In my capacity as an ordinary person, or ‘Everyman’, seeking to get to grips with this revolution in healthcare provision, I studied a great many documents, Government Reports, professional reviews, websites and journals distributed for public information by the Care Quality Commission (CQC, formerly known as the Healthcare Review Body). Whilst the area is muddy and changing all the time, the following is taken from my researches and is accurate at the time of writing:
Question (from ‘Everyman’): So who does the basic nursing these days?
Answer (information gleaned from CQC documents): Health Care Assistants.
Q: And who trains them – the RCN?
A: No. The employer, the Trusts, the NHS Training Authority, the care home, the agency or an independent hospital.
Q: What training could the Trust give, for example?

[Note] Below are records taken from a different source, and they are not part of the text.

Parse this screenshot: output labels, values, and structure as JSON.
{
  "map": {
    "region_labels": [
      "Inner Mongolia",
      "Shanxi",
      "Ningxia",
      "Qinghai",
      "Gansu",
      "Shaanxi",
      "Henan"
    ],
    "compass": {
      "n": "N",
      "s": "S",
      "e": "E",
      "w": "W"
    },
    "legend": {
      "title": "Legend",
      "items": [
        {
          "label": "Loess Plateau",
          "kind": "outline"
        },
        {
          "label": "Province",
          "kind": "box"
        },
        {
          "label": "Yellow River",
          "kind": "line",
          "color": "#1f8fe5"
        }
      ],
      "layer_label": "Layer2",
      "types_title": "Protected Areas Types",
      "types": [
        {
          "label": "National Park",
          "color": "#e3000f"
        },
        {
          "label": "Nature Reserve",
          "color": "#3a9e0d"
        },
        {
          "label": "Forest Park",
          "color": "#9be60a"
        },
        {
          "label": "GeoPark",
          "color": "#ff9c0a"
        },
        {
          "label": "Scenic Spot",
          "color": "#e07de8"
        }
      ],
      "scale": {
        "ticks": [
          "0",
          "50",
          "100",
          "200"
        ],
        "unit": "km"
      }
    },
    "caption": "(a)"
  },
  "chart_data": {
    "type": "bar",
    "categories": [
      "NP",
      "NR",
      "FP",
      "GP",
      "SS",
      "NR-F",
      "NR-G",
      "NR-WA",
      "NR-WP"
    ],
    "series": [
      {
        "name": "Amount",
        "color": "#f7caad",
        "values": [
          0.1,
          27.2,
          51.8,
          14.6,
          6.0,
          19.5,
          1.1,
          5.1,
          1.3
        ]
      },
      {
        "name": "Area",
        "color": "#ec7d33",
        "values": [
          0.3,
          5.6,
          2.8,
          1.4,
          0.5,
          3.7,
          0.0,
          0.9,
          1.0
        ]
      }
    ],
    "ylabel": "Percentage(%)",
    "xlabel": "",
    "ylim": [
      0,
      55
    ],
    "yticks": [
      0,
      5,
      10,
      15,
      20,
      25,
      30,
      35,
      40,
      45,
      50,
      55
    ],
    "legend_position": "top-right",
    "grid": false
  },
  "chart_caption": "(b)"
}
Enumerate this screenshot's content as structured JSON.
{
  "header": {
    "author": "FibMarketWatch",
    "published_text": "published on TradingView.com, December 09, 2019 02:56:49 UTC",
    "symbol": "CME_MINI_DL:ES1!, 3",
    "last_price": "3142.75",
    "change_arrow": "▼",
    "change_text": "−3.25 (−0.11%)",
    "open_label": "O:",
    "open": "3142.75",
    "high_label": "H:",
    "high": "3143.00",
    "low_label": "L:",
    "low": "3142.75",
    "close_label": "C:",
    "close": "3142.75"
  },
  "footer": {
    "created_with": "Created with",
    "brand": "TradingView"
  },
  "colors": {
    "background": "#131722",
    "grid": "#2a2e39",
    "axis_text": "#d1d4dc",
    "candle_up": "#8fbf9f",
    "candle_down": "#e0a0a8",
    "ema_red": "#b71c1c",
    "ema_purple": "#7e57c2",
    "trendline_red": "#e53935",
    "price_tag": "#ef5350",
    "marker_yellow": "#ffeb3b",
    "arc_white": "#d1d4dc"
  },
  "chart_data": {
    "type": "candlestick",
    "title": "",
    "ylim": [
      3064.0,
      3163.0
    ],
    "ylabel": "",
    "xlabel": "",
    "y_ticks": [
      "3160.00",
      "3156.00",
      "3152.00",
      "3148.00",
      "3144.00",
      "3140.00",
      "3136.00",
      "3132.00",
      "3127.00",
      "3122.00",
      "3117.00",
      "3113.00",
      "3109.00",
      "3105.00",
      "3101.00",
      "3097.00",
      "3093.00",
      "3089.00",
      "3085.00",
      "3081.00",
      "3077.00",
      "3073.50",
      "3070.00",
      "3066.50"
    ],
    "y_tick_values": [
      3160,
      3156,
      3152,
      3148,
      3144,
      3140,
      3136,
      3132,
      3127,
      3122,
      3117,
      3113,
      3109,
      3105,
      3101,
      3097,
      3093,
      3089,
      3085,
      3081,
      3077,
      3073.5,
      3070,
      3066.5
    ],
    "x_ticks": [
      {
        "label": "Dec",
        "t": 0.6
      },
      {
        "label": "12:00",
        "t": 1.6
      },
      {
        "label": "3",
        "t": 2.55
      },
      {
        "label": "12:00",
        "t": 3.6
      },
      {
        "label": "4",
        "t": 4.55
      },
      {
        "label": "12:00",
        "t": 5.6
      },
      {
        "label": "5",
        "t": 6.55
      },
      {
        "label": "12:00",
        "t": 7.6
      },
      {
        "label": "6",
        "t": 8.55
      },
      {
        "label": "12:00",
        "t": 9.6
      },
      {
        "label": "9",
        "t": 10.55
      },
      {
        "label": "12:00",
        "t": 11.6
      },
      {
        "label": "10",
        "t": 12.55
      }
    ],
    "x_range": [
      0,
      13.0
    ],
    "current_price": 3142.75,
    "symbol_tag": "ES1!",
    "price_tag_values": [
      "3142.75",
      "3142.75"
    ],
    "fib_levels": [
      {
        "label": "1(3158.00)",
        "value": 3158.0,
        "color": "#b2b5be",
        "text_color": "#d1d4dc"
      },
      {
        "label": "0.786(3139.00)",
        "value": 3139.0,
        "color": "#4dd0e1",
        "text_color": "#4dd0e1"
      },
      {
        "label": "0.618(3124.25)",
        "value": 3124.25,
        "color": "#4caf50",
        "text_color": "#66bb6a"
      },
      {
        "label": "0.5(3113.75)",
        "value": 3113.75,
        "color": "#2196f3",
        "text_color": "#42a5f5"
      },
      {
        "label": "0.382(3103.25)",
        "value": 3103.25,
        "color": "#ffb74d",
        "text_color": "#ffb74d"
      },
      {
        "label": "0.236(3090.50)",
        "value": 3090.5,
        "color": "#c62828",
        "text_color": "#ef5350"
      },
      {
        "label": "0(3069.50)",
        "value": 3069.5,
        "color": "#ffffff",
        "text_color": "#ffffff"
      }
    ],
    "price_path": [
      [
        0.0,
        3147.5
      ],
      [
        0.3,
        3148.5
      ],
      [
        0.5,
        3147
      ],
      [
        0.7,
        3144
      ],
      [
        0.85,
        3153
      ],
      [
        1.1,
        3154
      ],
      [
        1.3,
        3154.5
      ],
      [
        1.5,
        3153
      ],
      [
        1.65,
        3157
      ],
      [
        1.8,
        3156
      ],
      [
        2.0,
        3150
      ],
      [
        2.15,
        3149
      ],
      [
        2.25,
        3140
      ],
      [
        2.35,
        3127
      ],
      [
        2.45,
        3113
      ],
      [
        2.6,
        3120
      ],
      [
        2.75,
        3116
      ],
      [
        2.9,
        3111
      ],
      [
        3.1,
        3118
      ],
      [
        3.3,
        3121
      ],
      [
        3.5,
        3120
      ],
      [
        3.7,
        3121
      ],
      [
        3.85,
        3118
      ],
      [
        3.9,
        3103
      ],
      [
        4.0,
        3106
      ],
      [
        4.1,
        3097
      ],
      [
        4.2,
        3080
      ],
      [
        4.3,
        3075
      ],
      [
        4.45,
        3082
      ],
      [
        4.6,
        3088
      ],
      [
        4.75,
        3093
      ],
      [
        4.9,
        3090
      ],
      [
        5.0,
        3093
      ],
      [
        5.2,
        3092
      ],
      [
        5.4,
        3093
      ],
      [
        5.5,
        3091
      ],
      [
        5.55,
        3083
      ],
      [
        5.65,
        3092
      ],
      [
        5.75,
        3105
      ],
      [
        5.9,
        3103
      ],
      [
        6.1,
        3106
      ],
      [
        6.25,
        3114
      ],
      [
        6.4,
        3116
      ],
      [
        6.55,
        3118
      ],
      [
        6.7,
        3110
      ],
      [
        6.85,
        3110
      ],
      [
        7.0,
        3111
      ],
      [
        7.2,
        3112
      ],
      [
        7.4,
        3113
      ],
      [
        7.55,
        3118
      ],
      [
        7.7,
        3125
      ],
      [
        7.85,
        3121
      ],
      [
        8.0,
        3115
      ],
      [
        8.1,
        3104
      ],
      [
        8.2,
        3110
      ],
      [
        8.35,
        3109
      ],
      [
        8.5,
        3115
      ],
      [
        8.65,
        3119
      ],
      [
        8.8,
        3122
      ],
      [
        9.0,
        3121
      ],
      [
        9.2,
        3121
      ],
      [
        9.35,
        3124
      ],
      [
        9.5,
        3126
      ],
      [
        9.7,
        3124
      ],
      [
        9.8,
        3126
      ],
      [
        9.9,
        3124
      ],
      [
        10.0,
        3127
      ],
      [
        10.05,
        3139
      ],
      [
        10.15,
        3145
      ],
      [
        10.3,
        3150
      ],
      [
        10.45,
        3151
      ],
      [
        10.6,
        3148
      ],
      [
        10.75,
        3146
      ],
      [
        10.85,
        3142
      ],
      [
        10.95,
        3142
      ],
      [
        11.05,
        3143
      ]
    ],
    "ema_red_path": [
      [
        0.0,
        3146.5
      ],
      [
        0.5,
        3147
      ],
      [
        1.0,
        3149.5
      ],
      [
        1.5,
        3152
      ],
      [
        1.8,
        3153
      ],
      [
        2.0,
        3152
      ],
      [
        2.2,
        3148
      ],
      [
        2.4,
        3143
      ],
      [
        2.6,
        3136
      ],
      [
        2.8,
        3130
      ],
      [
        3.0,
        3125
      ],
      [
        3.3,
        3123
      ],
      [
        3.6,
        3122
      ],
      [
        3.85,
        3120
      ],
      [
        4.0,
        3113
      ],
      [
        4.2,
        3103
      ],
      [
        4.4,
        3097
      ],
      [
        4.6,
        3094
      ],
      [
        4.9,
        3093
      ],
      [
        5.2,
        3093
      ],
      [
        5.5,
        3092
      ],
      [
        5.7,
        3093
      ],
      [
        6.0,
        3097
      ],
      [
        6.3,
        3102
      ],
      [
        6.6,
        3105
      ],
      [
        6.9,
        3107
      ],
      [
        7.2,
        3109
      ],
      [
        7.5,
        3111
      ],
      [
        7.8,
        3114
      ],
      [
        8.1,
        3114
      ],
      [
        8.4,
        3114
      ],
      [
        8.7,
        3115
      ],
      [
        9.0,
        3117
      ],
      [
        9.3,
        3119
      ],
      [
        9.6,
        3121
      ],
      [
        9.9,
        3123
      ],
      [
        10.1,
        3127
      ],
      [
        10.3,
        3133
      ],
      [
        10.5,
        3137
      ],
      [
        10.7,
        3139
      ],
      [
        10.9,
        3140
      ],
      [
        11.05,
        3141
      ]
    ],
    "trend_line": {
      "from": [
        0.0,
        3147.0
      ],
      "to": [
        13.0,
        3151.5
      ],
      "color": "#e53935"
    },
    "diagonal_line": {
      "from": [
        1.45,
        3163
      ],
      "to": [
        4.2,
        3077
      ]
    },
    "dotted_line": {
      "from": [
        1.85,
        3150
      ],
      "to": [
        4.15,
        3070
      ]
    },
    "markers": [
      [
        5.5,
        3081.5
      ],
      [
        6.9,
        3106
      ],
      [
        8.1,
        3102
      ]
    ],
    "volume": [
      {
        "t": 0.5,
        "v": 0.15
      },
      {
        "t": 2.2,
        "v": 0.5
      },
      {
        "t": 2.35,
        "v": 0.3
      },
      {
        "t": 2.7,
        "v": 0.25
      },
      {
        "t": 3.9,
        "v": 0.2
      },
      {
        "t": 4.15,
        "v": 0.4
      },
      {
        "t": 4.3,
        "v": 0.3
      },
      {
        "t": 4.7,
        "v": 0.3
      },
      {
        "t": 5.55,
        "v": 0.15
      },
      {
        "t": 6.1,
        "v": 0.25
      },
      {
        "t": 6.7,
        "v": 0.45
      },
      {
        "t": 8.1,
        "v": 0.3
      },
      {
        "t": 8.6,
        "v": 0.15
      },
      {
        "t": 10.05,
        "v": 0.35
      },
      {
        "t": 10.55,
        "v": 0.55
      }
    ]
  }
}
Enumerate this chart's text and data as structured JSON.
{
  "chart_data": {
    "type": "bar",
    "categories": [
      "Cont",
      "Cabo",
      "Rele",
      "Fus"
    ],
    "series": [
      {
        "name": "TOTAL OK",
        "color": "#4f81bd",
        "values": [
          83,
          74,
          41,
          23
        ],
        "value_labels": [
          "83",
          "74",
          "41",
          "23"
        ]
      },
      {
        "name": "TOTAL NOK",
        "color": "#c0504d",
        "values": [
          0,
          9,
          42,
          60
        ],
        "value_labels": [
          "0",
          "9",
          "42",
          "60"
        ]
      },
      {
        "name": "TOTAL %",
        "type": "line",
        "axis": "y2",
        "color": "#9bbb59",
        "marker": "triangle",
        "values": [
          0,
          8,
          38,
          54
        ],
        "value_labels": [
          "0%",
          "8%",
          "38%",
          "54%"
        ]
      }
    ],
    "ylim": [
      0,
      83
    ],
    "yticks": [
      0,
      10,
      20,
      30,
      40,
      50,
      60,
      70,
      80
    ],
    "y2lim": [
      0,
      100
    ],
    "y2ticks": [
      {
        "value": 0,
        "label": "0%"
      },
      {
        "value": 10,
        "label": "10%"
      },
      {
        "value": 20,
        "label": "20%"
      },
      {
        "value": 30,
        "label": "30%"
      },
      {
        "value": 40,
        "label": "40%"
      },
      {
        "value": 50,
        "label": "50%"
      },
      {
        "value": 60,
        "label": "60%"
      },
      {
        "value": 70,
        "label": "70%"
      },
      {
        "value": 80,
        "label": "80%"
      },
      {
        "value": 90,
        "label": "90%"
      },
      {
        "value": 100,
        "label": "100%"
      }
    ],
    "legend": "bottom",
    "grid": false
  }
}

A: This can vary. Some trusts offer up to six weeks induction and training, whilst others provide two weeks of support for new Health Care Assistants.
Q: What training would a private hospital, clinic or care home give?
A: There is no national standard, and on the whole it is very little, a couple of days at most. However, all health care workers must show the Criminal Records Bureau clearance, and complete a brief induction.
Dear Heaven, it can’t be true! And we had fifteen months’ training in basic nursing.
I have two nieces who are health care assistants. One of them told me that she had worked with disabled children, and decided to change to geriatric nursing. She said, ‘So the agency sent me on half a day’s training.’